Thursday, February 21, 2008

Everyday Internet

Discuss the effects of the Internet on everyday life. What is the effect on interpersonal relationships, family life, community involvement, democracy? In your opinion, are these effects overall negative or positive?

I think it's both positive and negative; it can't really be anything but both. Whether we see the effects of the Internet on everyday life as positive or negative, depends on how (and why) we react to the changes it brings and our personalities, experiences, personal and professional perspectives will color how we expereince that change.

It's all in the eye of the beholder.

Maybe that's why the PC-versus-Mac debate has raged unbated since the 1990s. There is no agreed upon benchmark for determining which is better, not when the users themselves are so different in every way. It's as if the debate has a built-in dialectic, forever poised to set Mac users against PC users (with Linux users occasionally being brought into the fray like some kind of technological hippies.) Discussions of which are better, like the several articles we read this week, focus almost entirely on the technology - which is faster, which is better built, which is more customizable, etc. In the end, however, it matters only whether the technology serves the needs and desires of the person who chooses to use it. Acknowledging that fact does little to stem the tide of the debate however; we seem to prefer the debate.

The chapter in Web Theory seems a bit ... thin I guess, with regards to this notion of perspective driving the value of usefulness of function and design. But then, I suppose this is something that could be the basis of whole book and probably has been. The brief mention the chapter makes of web interface design got me thinking of the personal computer again: Was the choice to use an office desk top metaphor, with manila files, documents and trash cans the right one? Having read Engelbart's essay and the subsequent development, we know the origin and reason for this metaphor. But given the way we use new media technology in our everyday lives, would a home/house/abode metaphor been a better choice?

The Internet has managed to become and extension of nearly everything about our lives. We have personal space on the Internet, places we deem "ours" and "private". We create, play, fight, communicate and engage in civic action on the Internet. I think it would be a fascinating art project to explore how all of this emerges from a classic desk.

Mark Poster, in his article, "Cyber Democracy: The Internet and the Public Sphere, hints at this when he writes, "Put differently the Internet is more like a social space than a thing so that its effects are more like those of Germany than those of hammers." From very early one, the Internet was referred to as "the new frontier". In understanding the effects of the Internet on everyday life and whether it is positive or negative, perhaps we should consider how we might have wondered about the effect of America's western expansion on everyday life and whether it was positive or negative. It certainly would have depended, then, on whether we were talking about the everyday life of the Dine (aka Navajo), mountain man, frontier settler, or builder of wagons. It makes sense then that one of the first organizations to look at the effects of this new space on democracy named itself the Electronic Fronter Foundation.

Speaking of democracy, I was not surprised by the findings of the Pew Internet report on The Internet and Democratic Debate.

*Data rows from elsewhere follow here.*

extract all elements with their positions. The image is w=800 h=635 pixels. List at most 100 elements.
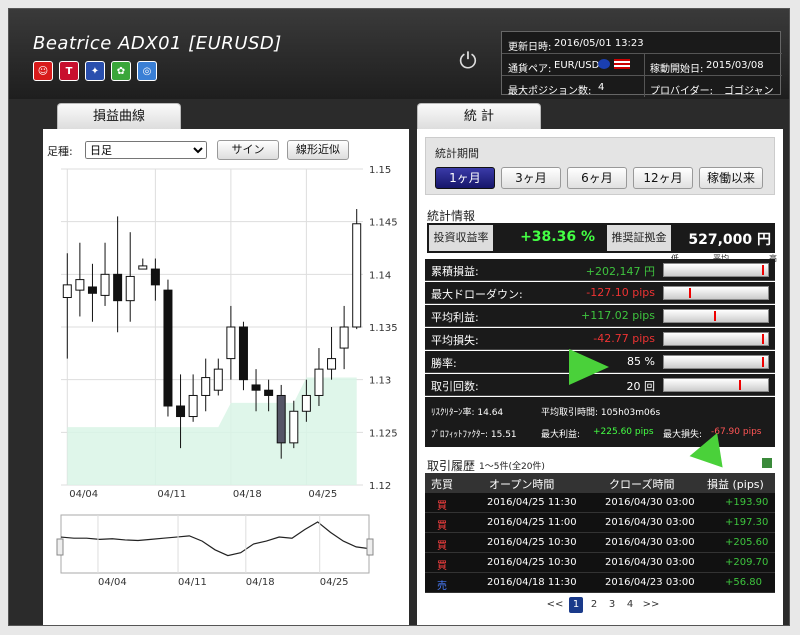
stat-level-marker	[762, 357, 764, 367]
candle-body	[264, 389, 274, 396]
stat-level-marker	[762, 265, 764, 275]
candle-body	[276, 394, 286, 444]
candle-body	[125, 275, 135, 302]
pair-value: EUR/USD	[554, 60, 600, 71]
y-tick-label: 1.125	[369, 428, 398, 439]
history-cell-pl: +209.70	[725, 557, 769, 568]
stat-label: 勝率:	[431, 357, 457, 370]
max-loss-label: 最大損失:	[663, 430, 703, 440]
history-header-side: 売買	[431, 478, 453, 491]
y-tick-label: 1.14	[369, 270, 391, 281]
history-count: 1～5件(全20件)	[479, 462, 545, 472]
stat-value: +202,147 円	[585, 265, 655, 278]
page-title: Beatrice ADX01 [EURUSD]	[33, 33, 282, 54]
globe-icon[interactable]: ◎	[137, 61, 157, 81]
app-window: Beatrice ADX01 [EURUSD] ☺ T ✦ ✿ ◎ ⏻ 更新日時: 20…	[8, 8, 790, 626]
chart-badge-icon[interactable]: ✦	[85, 61, 105, 81]
page-link-1[interactable]: 1	[569, 597, 583, 613]
history-cell-close: 2016/04/30 03:00	[605, 517, 695, 528]
next-page-link[interactable]: >>	[641, 597, 661, 613]
navigator-handle-right	[366, 538, 374, 556]
annotation-arrow-right-icon	[569, 349, 609, 385]
stat-row: 最大ドローダウン: -127.10 pips	[425, 282, 775, 304]
stat-value: +117.02 pips	[581, 309, 655, 322]
history-cell-side: 買	[437, 501, 447, 512]
power-icon[interactable]: ⏻	[455, 49, 481, 75]
page-link-2[interactable]: 2	[587, 597, 601, 613]
y-tick-label: 1.13	[369, 376, 391, 387]
stat-level-marker	[739, 380, 741, 390]
stat-label: 累積損益:	[431, 265, 479, 278]
candle-body	[100, 273, 110, 296]
stat-row: 平均損失: -42.77 pips	[425, 328, 775, 350]
candle-body	[113, 273, 123, 302]
period-button-3m[interactable]: 3ヶ月	[501, 167, 561, 189]
trend-button[interactable]: 線形近似	[287, 140, 349, 160]
page-link-3[interactable]: 3	[605, 597, 619, 613]
history-cell-side: 買	[437, 561, 447, 572]
tab-statistics[interactable]: 統 計	[417, 103, 541, 129]
smile-icon[interactable]: ☺	[33, 61, 53, 81]
candle-body	[163, 289, 173, 407]
stat-label: 取引回数:	[431, 380, 479, 393]
bar-type-select[interactable]: 日足	[85, 141, 207, 159]
navigator-tick-label: 04/11	[178, 577, 207, 588]
stat-level-bar	[663, 286, 769, 300]
prev-page-link[interactable]: <<	[545, 597, 565, 613]
maxpos-value: 4	[598, 82, 605, 93]
stat-value: -42.77 pips	[593, 332, 655, 345]
table-row[interactable]: 買 2016/04/25 11:00 2016/04/30 03:00 +197.30	[425, 513, 775, 533]
profit-factor-text: ﾌﾟﾛﾌｨｯﾄﾌｧｸﾀｰ: 15.51	[431, 430, 517, 440]
candle-body	[289, 410, 299, 444]
candle-body	[327, 358, 337, 370]
eu-flag-icon	[598, 59, 610, 69]
info-box: 更新日時: 2016/05/01 13:23 通貨ペア: EUR/USD 稼動開…	[501, 31, 782, 97]
page-link-4[interactable]: 4	[623, 597, 637, 613]
history-cell-open: 2016/04/25 11:00	[487, 517, 577, 528]
export-excel-icon[interactable]	[761, 457, 773, 469]
x-tick-label: 04/11	[157, 489, 186, 500]
period-button-12m[interactable]: 12ヶ月	[633, 167, 693, 189]
y-tick-label: 1.12	[369, 481, 391, 492]
balance-area	[67, 377, 357, 485]
left-panel: 足種: 日足 サイン 線形近似 1.15 1.145 1.14 1.135 1.13 1.…	[43, 129, 409, 625]
stat-value: -127.10 pips	[586, 286, 655, 299]
stat-level-bar	[663, 378, 769, 392]
leaf-icon[interactable]: ✿	[111, 61, 131, 81]
updated-value: 2016/05/01 13:23	[554, 38, 644, 49]
stat-row: 平均利益: +117.02 pips	[425, 305, 775, 327]
stat-level-bar	[663, 309, 769, 323]
candle-body	[213, 368, 223, 391]
stat-level-bar	[663, 355, 769, 369]
roi-value: +38.36 %	[520, 229, 595, 245]
table-row[interactable]: 買 2016/04/25 10:30 2016/04/30 03:00 +209.70	[425, 553, 775, 573]
period-button-6m[interactable]: 6ヶ月	[567, 167, 627, 189]
table-row[interactable]: 買 2016/04/25 11:30 2016/04/30 03:00 +193.90	[425, 493, 775, 513]
table-row[interactable]: 買 2016/04/25 10:30 2016/04/30 03:00 +205.60	[425, 533, 775, 553]
stat-level-bar	[663, 263, 769, 277]
candle-body	[238, 326, 248, 381]
start-value: 2015/03/08	[706, 60, 764, 71]
range-navigator-chart[interactable]: 04/04 04/11 04/18 04/25	[43, 509, 409, 605]
stat-label: 最大ドローダウン:	[431, 288, 523, 301]
table-row[interactable]: 売 2016/04/18 11:30 2016/04/23 03:00 +56.80	[425, 573, 775, 593]
history-cell-close: 2016/04/30 03:00	[605, 497, 695, 508]
stat-label: 平均損失:	[431, 334, 479, 347]
history-header-close: クローズ時間	[609, 478, 675, 491]
bar-type-label: 足種:	[47, 145, 73, 158]
t100-icon[interactable]: T	[59, 61, 79, 81]
candle-body	[87, 286, 97, 294]
history-cell-side: 買	[437, 541, 447, 552]
period-button-1m[interactable]: 1ヶ月	[435, 167, 495, 189]
tab-profit-curve[interactable]: 損益曲線	[57, 103, 181, 129]
history-cell-pl: +56.80	[725, 577, 763, 588]
navigator-handle-left	[56, 538, 64, 556]
history-cell-pl: +205.60	[725, 537, 769, 548]
period-button-all[interactable]: 稼働以来	[699, 167, 763, 189]
us-flag-icon	[614, 59, 630, 69]
y-tick-label: 1.145	[369, 218, 398, 229]
x-tick-label: 04/25	[308, 489, 337, 500]
roi-label: 投資収益率	[429, 225, 493, 251]
stat-level-bar	[663, 332, 769, 346]
sign-button[interactable]: サイン	[217, 140, 279, 160]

In fact, it seems almost improbable that the majority of users would shield themselves so effectively against other opinions. Without other opinions to debate, there'd would be little basis for the ubiquitous online flame-war. It's been my experience, unfortunately, that some people seek out communities of opposing political preferences in order to instigate debate.

Which brings me to the venerable Howard Rheingold, once of the first few to look closely at the daily life and the formation of community on this new frontier. One thing that becomes apparent to me, when looking back over the history we now have - is that the early users and "homesteaders" of the Internet are very much like those that flowed over landscapes throughout human history. The earliest were of a different kind of mindset and personality than those who would come later. Those that arrived first and became "natives" would be displaced later by masses encouraged by corporate visions of profits, and "civilized society" would look at all of them in askance, wondering why on earth would anybody live like that.

(P.S. Where do I sit on the PC versus Mac thing? Well, I use secure shell (SSH) to remotely connect to a Linux machine from an Intel-based Mac laptop that also runs Windows.)